Among the procedures, use of continuous femoral nerve block with or without combined sciatic nerve block is one of the most frequent options for pain management after THA. This study was designed to examine whether the addition of a single-injection sciatic nerve block to continuous femoral nerve block could enhance the anagogic effect in patients who underwent THA. The obtained study results showed that the supplemental sciatic nerve blockade provided no significant effect on arrival at the postoperative recovery room, while the NRS pain score was significantly reduced by the combined application of sciatic nerve blockade at 6 and 12 hours after surgery. In investigation of the postoperative analgesia-related complications, no major complications were encountered, and there was no significant difference in complication rate between the groups. Prolonged drowsiness observed only in the combined blockade group (Group B) may be related to the increased dose of anesthetics. Although this event did not substantially retard the postoperative recovery, further investigation of its pathogenesis seems to be required.
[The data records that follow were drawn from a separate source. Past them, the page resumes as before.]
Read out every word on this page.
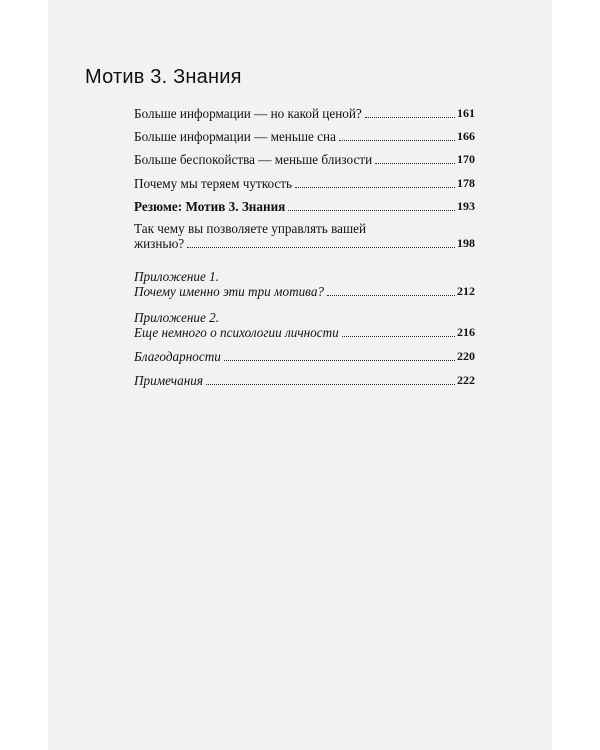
Мотив 3. Знания
Больше информации — но какой ценой?	161
Больше информации — меньше сна	166
Больше беспокойства — меньше близости	170
Почему мы теряем чуткость	178
Резюме: Мотив 3. Знания	193
Так чему вы позволяете управлять вашей
жизнью?	198
Приложение 1.
Почему именно эти три мотива?	212
Приложение 2.
Еще немного о психологии личности	216
Благодарности	220
Примечания	222
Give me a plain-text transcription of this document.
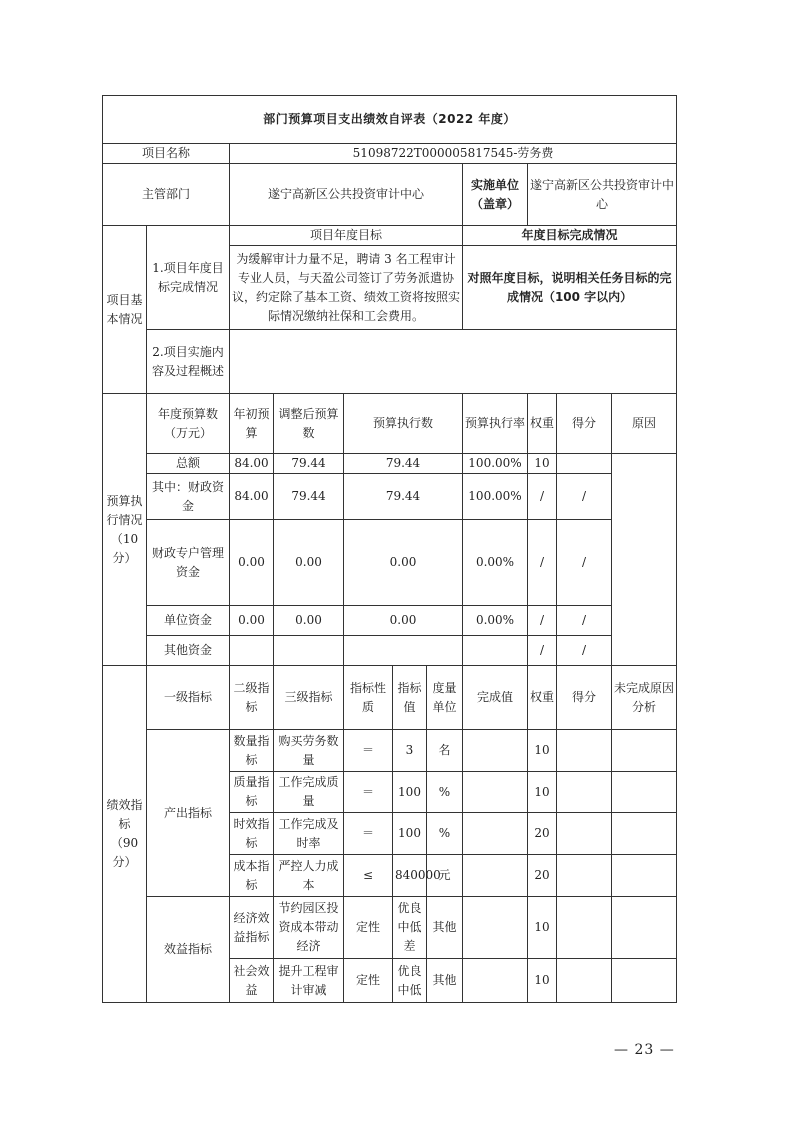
部门预算项目支出绩效自评表（2022 年度）										
项目名称		51098722T000005817545-劳务费								
主管部门		遂宁高新区公共投资审计中心					实施单位（盖章）	遂宁高新区公共投资审计中心		
项目基本情况	1.项目年度目标完成情况	项目年度目标					年度目标完成情况			
		为缓解审计力量不足，聘请 3 名工程审计专业人员，与天盈公司签订了劳务派遣协议，约定除了基本工资、绩效工资将按照实际情况缴纳社保和工会费用。					对照年度目标，说明相关任务目标的完成情况（100 字以内）			
	2.项目实施内容及过程概述									
预算执行情况（10分）	年度预算数（万元）	年初预算	调整后预算数	预算执行数			预算执行率	权重	得分	原因
	总额	84.00	79.44	79.44			100.00%	10		
	其中：财政资金	84.00	79.44	79.44			100.00%	/	/	
	财政专户管理资金	0.00	0.00	0.00			0.00%	/	/	
	单位资金	0.00	0.00	0.00			0.00%	/	/	
	其他资金							/	/	
绩效指标（90分）	一级指标	二级指标	三级指标	指标性质	指标值	度量单位	完成值	权重	得分	未完成原因分析
	产出指标	数量指标	购买劳务数量	＝	3	名		10		
		质量指标	工作完成质量	＝	100	%		10		
		时效指标	工作完成及时率	＝	100	%		20		
		成本指标	严控人力成本	≤	840000	元		20		
	效益指标	经济效益指标	节约园区投资成本带动经济	定性	优良中低差	其他		10		
		社会效益	提升工程审计审减	定性	优良中低	其他		10		
— 23 —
There were limitations and weaknesses included in the design and contents of this study. First, the sample size (20 cases in each group) was small with wide variation of patient characteristics. Secondly, clinical evaluation for pain was conducted only until 12 hours after surgery and limited to the pain at rest. Thirdly, there was variability among studies in administration methods of peripheral nerve blocks, time of infiltration, type of nerve block, injection components and respective doses, and anesthesia/analgesic protocols.

Conclusions

In conclusion, addition of sciatic nerve block to continuous femoral nerve block enhanced the analgesic effect at 6 and 12 hours after surgery without a significant increase in complication rate.